At exactly 12:00 noon, a siren was sounded in “Palestinian” towns and villages for 65 seconds, one second for every year of Israel’s existence. As expected, clashes and stone throwing took place thereafter between “Palestinian” youth and the IDF in different locations in Judea and Samaria. Some members of the IDF were slightly injured from the rocks.
In Ramallah, hundreds of demonstrators went from them grave of Yasser Arafat to the city square, where “Palestinian” President Mahmoud Abbas (Abu Mazen) delivered a televised speech. He said that, as expected, that “Palestinians” will not compromise their right to a sovereign state in areas under Israeli control since 1967, with Jerusalem as its capital and that they will continue to fight for a “just solution” for “Palestinian” refugees.
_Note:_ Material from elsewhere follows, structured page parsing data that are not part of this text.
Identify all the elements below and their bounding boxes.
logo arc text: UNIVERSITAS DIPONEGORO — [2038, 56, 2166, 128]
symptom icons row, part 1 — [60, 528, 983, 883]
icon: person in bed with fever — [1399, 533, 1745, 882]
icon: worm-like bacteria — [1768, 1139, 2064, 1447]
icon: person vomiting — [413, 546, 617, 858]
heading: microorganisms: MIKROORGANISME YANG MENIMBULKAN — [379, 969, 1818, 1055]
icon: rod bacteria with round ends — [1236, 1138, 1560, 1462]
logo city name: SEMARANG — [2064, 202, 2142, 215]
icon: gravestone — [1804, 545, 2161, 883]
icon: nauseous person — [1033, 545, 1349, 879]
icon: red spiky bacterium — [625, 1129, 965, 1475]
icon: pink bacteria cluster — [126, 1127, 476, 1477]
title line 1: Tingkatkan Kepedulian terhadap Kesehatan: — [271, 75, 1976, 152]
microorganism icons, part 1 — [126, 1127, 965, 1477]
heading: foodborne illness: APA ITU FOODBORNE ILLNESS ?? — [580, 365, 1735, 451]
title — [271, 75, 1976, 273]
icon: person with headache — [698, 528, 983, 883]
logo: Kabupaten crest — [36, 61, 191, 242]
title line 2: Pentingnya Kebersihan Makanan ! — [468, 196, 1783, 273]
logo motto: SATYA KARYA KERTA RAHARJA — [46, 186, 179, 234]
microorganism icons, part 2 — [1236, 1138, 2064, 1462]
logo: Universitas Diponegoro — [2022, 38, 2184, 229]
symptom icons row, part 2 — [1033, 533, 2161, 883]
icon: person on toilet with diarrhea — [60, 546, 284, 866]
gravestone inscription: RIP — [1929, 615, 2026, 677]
In other words, they want all those who voluntarily left Israel before the War of Independence, and their descendants, to be able to return here. Amazing, he claims non-existent rights to establish a state for a people who never existed.
A watchful eye on the Golan Heights
As the situation in Syria becomes more problematic, there are more and more incidents of “accidental” firing of projectiles into Israeli territory. Two mortar shells landed on our side of the Golan Heights this morning in the area of Mount Hermon. While the IDF believes that the shells were a spill over from the fighting between rebel forces and those of Syrian President Bashar al-Assad, it nevertheless, closed off Mount Hermon to visitors and filed a complaint with the UNDOF (United Nations Disengagement Observation Force). It seems that if they observe at all, there’s nothing that they do about what they see. They certainly are a non-engagement force.
President Peres and the Pope
I wanted to relate to this topic, but it is turning out to be a much larger subject than I had originally intended. So, I’ll need to streamline it a bit before including it. Hopefully next time.
And That was The Week That Was.
“Sojourn in this land and I will be with you and bless you, for to you and to your descendants I will give all these lands, and I will establish the oath which I swore to your father Abraham.” (Genesis 26:3)
“Lord, You have been our dwelling place in all generations. Before the mountains were born or You gave birth to the earth and the world, even from everlasting to everlasting, You are God”.(Psalm 90:1-2)
May the rest of your week be blessed.